His misgivings about Catholicism concerned Mary, mother of JC, being elevated to demigod status.
(I’m being squirrely about commenting because he and I have been close friends for 40 years, despite being absolute polar opposites in our religious and political outlooks. I don’t want to belittle his beliefs behind his back, as it were.)

ETA: what ISiddiqui just said.

I’m not Catholic nor particularly small-o ‘orthodox’, and the ‘outside of time’ thing has never made much sense to me. That being said, my understanding of classical Roman Catholic thought is that glorified saints, angels, demons, etc. are ‘aeviternal’: they aren’t outside time, but they don’t experience it the same way we do, and thus the Virgin Mary can listen to prayers simulaneously. Googling the term takes you to Thomas Aquinas: I’m not going to try to expound the concept since I don’t understand it, but sufficie it to say that Catholics believe they have an answer to the question.

I was raised a Catholic, though the family stopped going, and fell away from the church when I was still a youngster. But it’s wrong to really ever call me a Catholic because even as a child the whole thing was a little too, ‘Emperor’s New Suit’, to me. Everybody just going along, afraid to ask any hard questions or look too closely.
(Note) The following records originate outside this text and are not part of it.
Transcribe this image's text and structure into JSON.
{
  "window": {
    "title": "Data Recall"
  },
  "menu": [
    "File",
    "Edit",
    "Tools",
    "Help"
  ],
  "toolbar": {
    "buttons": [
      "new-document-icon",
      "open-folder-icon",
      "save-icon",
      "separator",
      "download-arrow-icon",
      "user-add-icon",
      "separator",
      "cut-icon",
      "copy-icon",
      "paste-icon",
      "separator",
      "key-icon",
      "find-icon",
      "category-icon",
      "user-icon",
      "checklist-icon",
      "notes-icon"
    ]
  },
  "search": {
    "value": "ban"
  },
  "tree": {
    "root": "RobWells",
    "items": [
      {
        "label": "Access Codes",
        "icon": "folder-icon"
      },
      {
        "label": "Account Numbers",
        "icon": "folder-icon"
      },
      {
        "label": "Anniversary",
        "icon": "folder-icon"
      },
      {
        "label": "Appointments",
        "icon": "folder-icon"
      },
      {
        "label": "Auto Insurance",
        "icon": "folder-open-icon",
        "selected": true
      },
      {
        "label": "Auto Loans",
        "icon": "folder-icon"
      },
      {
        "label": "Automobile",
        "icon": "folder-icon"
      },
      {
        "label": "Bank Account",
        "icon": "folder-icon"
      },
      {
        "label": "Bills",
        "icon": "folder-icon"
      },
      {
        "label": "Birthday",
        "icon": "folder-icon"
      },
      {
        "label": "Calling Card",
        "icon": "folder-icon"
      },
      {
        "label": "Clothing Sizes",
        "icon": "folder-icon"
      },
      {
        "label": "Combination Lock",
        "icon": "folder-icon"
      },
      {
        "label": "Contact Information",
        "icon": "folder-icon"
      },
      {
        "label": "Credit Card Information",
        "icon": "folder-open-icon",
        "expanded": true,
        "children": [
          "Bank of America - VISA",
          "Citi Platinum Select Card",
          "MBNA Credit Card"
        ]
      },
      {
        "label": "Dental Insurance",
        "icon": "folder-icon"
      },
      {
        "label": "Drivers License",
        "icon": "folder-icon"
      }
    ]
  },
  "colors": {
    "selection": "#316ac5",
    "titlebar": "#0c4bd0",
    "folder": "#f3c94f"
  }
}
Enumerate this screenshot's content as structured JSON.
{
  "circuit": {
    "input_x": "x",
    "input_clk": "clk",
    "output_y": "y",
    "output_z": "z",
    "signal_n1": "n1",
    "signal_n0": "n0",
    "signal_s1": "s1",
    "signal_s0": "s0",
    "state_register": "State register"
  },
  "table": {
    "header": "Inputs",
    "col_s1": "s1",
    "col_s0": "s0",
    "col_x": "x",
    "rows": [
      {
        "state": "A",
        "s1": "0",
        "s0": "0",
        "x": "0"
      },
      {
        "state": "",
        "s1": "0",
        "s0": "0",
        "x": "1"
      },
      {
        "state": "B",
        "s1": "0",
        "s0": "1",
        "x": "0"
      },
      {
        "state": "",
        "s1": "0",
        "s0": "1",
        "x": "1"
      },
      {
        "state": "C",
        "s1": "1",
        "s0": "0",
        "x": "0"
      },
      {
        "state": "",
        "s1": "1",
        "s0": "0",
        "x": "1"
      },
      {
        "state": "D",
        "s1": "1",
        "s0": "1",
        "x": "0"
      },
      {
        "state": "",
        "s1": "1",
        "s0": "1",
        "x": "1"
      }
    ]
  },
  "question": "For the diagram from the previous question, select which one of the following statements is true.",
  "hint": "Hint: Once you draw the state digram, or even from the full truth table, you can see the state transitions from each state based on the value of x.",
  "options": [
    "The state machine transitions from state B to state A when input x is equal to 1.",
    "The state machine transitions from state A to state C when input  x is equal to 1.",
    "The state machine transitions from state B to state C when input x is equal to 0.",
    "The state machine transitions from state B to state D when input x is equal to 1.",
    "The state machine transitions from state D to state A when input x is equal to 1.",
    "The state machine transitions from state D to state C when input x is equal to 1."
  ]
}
I am now a Buddhist, attend a temple and have ‘taken refuge’. I came to Buddhism via my travels. I visited several Buddhist countries and found the people so open it almost seemed childlike. I loved that! I began to read a lot of Buddhism. And found myself magnetically drawn to Buddhist places and people. It would be several years before it ever occurred to me that I should practice it myself, I’m embarrassed to admit. Initially I thought it was just intriguing and interesting. A way of stretching my mind to think differently.

It was easy to see that traveling was having a very positive influence on me, it took some time for me to see the Buddhism I’d been reading, and exposing myself to, WAS having an effect on how I viewed and conducted myself and my life. A positive effect. When that happens unexpectedly it’s pretty powerful. But I think my friends all knew I was turning into a Buddhist before I did, to be truthful!

The only time, what your religion is, comes up, around these parts, seems to be when there are evangelical Christians at the door. And telling them you’re a Buddhist sends them packing instantly as they have no idea about that at all. It’s actually kinda funny.

Interesting side effect, of curious nature, is that a few times I’ve been sought out for a conversation akin to, “My Dad’s dying, we’re all scared, you’re a Buddhist, what can I say to my Dad?” I’ve obviously horribly abbreviated, but you get the point. I’m never sure why they feel I possess some special insight into such things, and assume they are just clutching at straws for hope or comfort. Having nursed someone to their death I can offer them some comfort, I hope, but there isn’t anything Buddhist about any of it, other than my attitude, I expect.